Professor Michele Valerie Ronnick will receive the Lifetime Service and Achievement Award from Eta Sigma Phi, the national honor society for classical studies, on March 24, 2017, at the group’s annual meeting. Ronnick will be recognized for her contributions to the study of classics, which include her scholarly work ranging from a book on Cicero; articles on Augustus, Horace, Juvenal, John Milton, Oliver Cromwell, John Adams, Tom Stoppard and Gianni Versace; a series of postcards featuring classical elements in Detroit’s buildings; and her published articles and poems on Augustus Woodward, who established Campus Martius in downtown Detroit.
Since the early 1990s, part of her work has been to turn the attention of academicians and the public at large to the influence that ancient Greek and Roman culture has had upon the creative and professional lives of people of African descent.
Her work has uncovered the autobiography and the published works of the first professional classicist of African descent in this country, William Sanders Scarborough, and it forms the subject of her second and third books: The Autobiography of William Sanders Scarborough: An American Journey from Slavery to Scholarship; and The Works of William Sanders Scarborough: Black Classicist and Race Leader. In 2001, she proved that Scarborough was the first black member of the Modern Language Association (MLA) and since then, the MLA has given a $1,000 book prize in his honor.
With funding from the James Loeb Classical Library Foundation at Harvard University and advice from William Peck, former curator of ancient art at the Detroit Institute of Arts, Ronnick has been curating an exhibition of photographic reproductions of African American classical scholars and educators from the 19th and early 20th centuries.
“With this work begins the serious study and teaching of philology, the study of language, by African Americans. All who study language and literature in the United States today, be it Italian, Swahili, Sanskrit, English, ancient Greek or Arabic, trace the origin of their disciplines to the men and women featured in this photo installation,” said Ronnick.

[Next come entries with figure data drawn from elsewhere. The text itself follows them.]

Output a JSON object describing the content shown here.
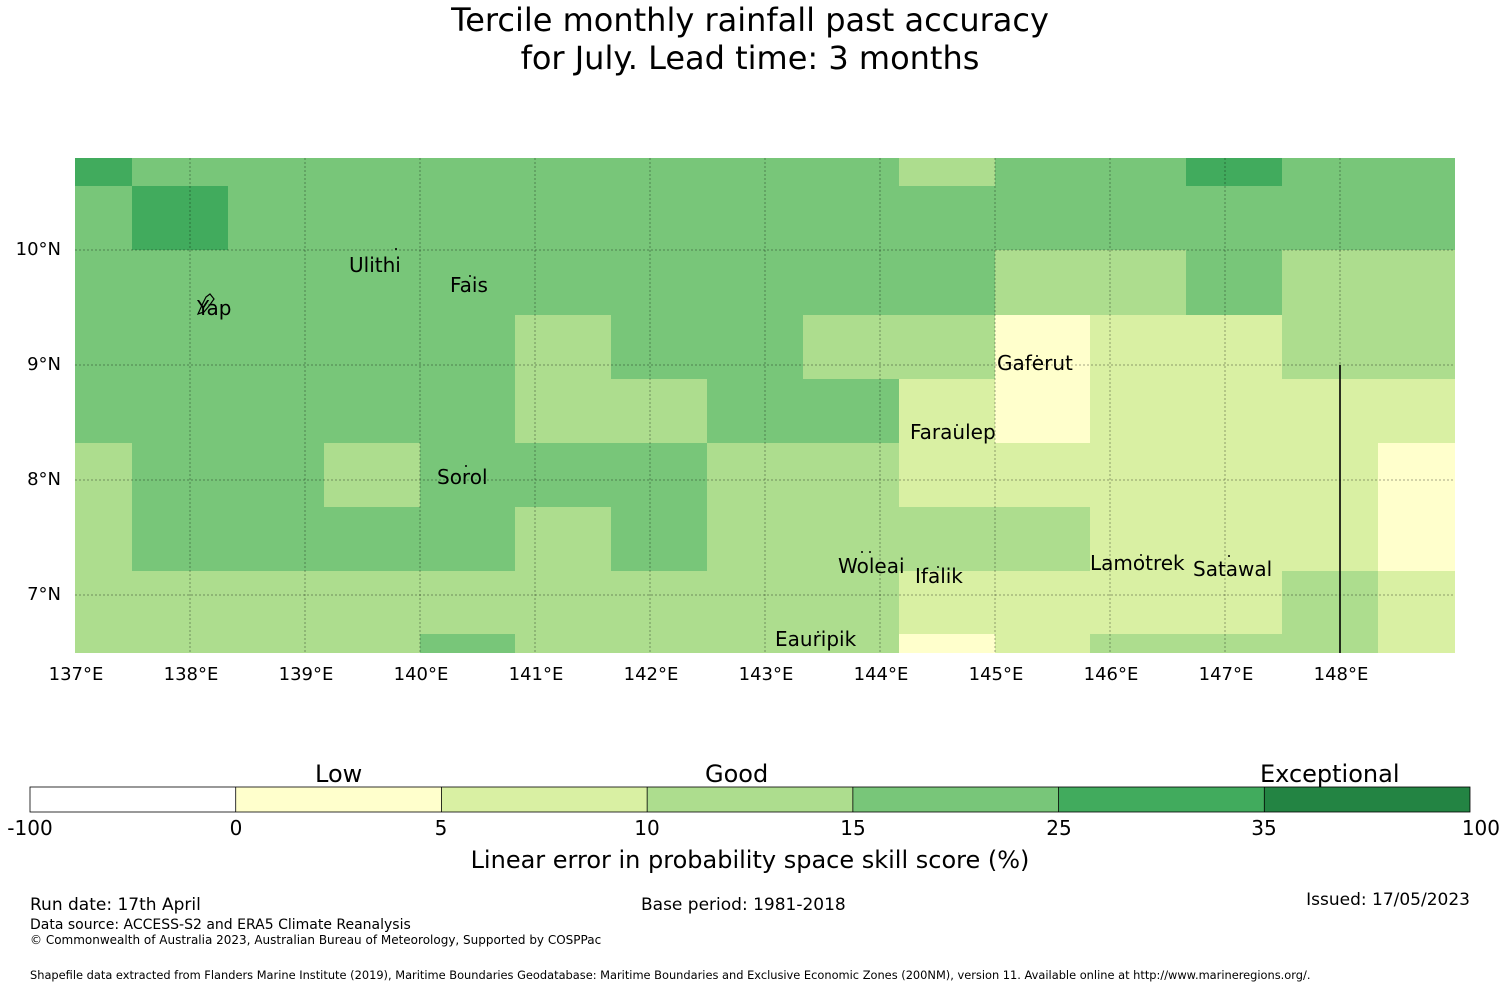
{
  "title": {
    "line1": "Tercile monthly rainfall past accuracy",
    "line2": "for July. Lead time: 3 months"
  },
  "map": {
    "lat_labels": [
      "10°N",
      "9°N",
      "8°N",
      "7°N"
    ],
    "lon_labels": [
      "137°E",
      "138°E",
      "139°E",
      "140°E",
      "141°E",
      "142°E",
      "143°E",
      "144°E",
      "145°E",
      "146°E",
      "147°E",
      "148°E"
    ],
    "places": [
      "Yap",
      "Ulithi",
      "Fais",
      "Gaferut",
      "Faraulep",
      "Sorol",
      "Woleai",
      "Ifalik",
      "Lamotrek",
      "Satawal",
      "Eauripik"
    ],
    "colors": {
      "c1": "#ffffcc",
      "c2": "#d9f0a3",
      "c3": "#addd8e",
      "c4": "#78c679",
      "c5": "#41ab5d",
      "c6": "#238443"
    }
  },
  "colorbar": {
    "category_labels": [
      "Low",
      "Good",
      "Exceptional"
    ],
    "ticks": [
      "-100",
      "0",
      "5",
      "10",
      "15",
      "25",
      "35",
      "100"
    ],
    "colors": [
      "#ffffff",
      "#ffffcc",
      "#d9f0a3",
      "#addd8e",
      "#78c679",
      "#41ab5d",
      "#238443"
    ],
    "label": "Linear error in probability space skill score (%)"
  },
  "footer": {
    "run_date": "Run date: 17th April",
    "base_period": "Base period: 1981-2018",
    "issued": "Issued: 17/05/2023",
    "data_source": "Data source: ACCESS-S2 and ERA5 Climate Reanalysis",
    "copyright": "© Commonwealth of Australia 2023, Australian Bureau of Meteorology, Supported by COSPPac",
    "shapefile": "Shapefile data extracted from Flanders Marine Institute (2019), Maritime Boundaries Geodatabase: Maritime Boundaries and Exclusive Economic Zones (200NM), version 11. Available online at http://www.marineregions.org/."
  }
}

The exhibition, titled “15 Black Classicists,” will open at Brandeis University in Waltham, Massachusetts, early next year. A smaller installation, “14 Black Classicists,” sponsored by the James and Sarah Argyropoulos Foundation for Hellenic Studies and the Department of Classical Studies, will open at the University of California, Santa Barbara on January 14 and remain until April 30, during which time Ronnick will visit to talk about the history of African American interest in classical studies.